Again, the receive side _doesn't matter_.  At least by the formal semantics of netlink (not relying on the AFAIK undocumented synchronous implementation), there's a risk that the audit record about the _sender_ is incorrect (athough the inability to audit the identity of the recipient of the data might be a problem as well, I'm not sure).

> > > > > And
> > > > > in the event that happens, Audit should log a close event on the
> > > > > fd inquestion
> > > > > between the operations.
> > > > audit only logs explicitly requested operations, so an administrator
> > > that asks for crypto events does not automatically get any close
> > > events.  Besides, the audit record should be correct in the first
> > > place, instead of giving the admin a puzzle to decipher.
> > > I still don't see whats incorrect here.  If two processes wind up reusing a
> > > process id, thats audits problem to figure out, nothing elses.
> > If an operation attributed to user A is recorded by the kernel as
> being performed by user B, that is not an user problem.
> > 
> You're right, its also not a netlink problem, a cryptodev problem, or an ioctl
> problem.  Its an audit problem.
The user doesn't particularly care which subsystem maintainer is supposed to fix what :)  The reality seems to be that audit and netlink don't play well together.

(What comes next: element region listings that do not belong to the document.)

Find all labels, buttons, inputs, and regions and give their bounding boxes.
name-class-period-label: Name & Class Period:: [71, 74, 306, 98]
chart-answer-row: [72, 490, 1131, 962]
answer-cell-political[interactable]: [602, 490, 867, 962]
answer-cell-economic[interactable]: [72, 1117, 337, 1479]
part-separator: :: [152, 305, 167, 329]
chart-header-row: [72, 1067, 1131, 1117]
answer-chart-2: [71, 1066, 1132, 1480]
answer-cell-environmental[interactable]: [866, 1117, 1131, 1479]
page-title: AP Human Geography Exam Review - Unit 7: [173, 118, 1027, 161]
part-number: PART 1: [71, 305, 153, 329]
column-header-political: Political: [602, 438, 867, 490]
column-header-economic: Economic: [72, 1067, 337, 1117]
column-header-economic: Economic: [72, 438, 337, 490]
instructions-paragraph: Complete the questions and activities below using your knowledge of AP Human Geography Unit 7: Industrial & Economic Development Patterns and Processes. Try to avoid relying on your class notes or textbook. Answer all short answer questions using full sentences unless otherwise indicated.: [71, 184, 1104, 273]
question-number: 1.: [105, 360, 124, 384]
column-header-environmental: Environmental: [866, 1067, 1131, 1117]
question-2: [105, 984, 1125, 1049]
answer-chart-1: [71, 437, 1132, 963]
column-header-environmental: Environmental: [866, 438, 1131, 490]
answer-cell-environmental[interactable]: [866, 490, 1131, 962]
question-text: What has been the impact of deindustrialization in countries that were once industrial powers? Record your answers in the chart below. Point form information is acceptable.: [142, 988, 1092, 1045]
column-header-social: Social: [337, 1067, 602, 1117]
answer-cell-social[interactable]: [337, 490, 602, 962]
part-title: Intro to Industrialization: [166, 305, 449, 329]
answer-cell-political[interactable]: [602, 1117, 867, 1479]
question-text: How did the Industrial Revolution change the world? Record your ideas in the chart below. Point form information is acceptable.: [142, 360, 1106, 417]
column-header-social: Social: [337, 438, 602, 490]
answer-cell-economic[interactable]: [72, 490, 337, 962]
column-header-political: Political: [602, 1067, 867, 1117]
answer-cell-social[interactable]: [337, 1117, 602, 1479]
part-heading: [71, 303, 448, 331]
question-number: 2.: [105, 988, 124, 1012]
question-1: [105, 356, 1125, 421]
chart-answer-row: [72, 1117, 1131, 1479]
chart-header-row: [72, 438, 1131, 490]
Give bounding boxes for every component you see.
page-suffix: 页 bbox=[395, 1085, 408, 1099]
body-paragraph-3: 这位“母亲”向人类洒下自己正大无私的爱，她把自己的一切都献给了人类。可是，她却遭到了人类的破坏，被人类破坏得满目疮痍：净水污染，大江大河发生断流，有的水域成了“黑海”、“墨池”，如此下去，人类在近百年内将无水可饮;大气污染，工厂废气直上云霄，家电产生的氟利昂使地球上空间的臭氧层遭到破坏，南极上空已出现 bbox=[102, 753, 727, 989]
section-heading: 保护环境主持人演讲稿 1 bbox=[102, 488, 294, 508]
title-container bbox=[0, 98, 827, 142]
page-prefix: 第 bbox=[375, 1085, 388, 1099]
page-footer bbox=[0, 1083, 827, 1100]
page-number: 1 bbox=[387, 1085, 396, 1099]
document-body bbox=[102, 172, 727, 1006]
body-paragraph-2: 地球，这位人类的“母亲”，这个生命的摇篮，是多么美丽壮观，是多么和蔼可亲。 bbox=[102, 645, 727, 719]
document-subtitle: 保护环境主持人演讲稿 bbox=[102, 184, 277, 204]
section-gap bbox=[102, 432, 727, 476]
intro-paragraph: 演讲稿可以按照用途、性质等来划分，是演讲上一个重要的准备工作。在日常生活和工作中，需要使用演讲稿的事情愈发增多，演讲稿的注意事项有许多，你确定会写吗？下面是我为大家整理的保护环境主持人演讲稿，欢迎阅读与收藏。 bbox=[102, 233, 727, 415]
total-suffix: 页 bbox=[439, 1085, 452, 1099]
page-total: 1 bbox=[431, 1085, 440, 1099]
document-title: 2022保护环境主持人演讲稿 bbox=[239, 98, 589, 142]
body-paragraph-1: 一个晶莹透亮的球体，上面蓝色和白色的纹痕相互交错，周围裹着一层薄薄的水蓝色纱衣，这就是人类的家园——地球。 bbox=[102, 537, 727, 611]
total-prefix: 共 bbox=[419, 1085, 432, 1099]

> > > > > Theres also the child process case, in which a child process might read
> > > > > responses from requests sent by a parent, and vice versa, since fork inherits
> > > > > file descriptors, but thats an issue inherent in any mechanism you use,
> > > > > including the character interface, so I'm not sure what the problem is
> > > > > there.
> > > > Actually that's not a problem with ioctl() because the response is
> > > written back _before_ ioctl() returns, so it is always provided to the
> > > original calling thread.
> > > > 
> > > > With the current design the parent and child share the key/session
> > > namespace after fork(), but operation results are always reliably and
> > > automatically provided to the thread that invoked the operation,
> > > without any user-space collaboration.
> > 
> > > Is that _really_ that important?  That the kernel return data in the same call
> > > that its made?
> > Not for audit; but yes, it is important.
> > 
> I don't follow you here.  If its not important for audit to have synchrnous
> calls, why is it important at all?
There are two separate reasons to avoid netlink:

- Audit wants the operation to run in the process context of the caller.  This is not directly related to the question if there is one or >=2 syscalls.

- Operation invocation method.  Here one syscall is important for the reasons I have (performance, simplicity/reliability).  Making audit work well with netlink does not override these reasons in my opinion.

> > 1) performance: this is not ip(8), where no one cares if the
> operation runs 10ms or 1000ms.  Crypto is at least 2 operations per
> SSL record (which can be as little as 1 byte of application data), and
> users will care about the speed.  Batching more operations into a
> single request is impractical because it would require very extensive
> changes in users of the crypto libraries, and the generic crypto
> interfaces such as PKCS#11 don't natively support batching so it might
> not even be possible to express this in some libraries.
> > 
> 
> Ok, so is the assertion here that your kernel interface is restricted by other user space
> libraries?
The kernel interface is not "restricted" by other user-space libraries as such, but the only practical way for most user-space applications to use the kernel interface (within the next 5 years) is to modify existing user space libraries to use the kernel interface as a backend (there's just not enough manpower to port the whole world, and quite a few upstream maintainers are understandably reluctant to port their code to a Linux-specific interface).  In that sense, only the features that are _currently_ provided by user-space libraries matter when discussing performance and other impact on users.

> i.e. the operation has to be syncronous because anymore than 1
> syscall per operation has too much impact on performance?
We need to assume that this implementation will be benchmarked against pure user-space implementations (same as measuring SELinux impact compared to kernels that don't use it).  In that sense doubling the number of syscalls is not at all great.

> I ask
> because the
> recvmmsg (2 m's) will give you the exact same performance profile as ioctl.  You
> can let the kernel do all the batching with multiple calls to sendmsg, and get
> all the responses at once with a single additional call to recvmmsg.
I'm afraid that doesn't help because the userspace libraries will only request one operation at a time.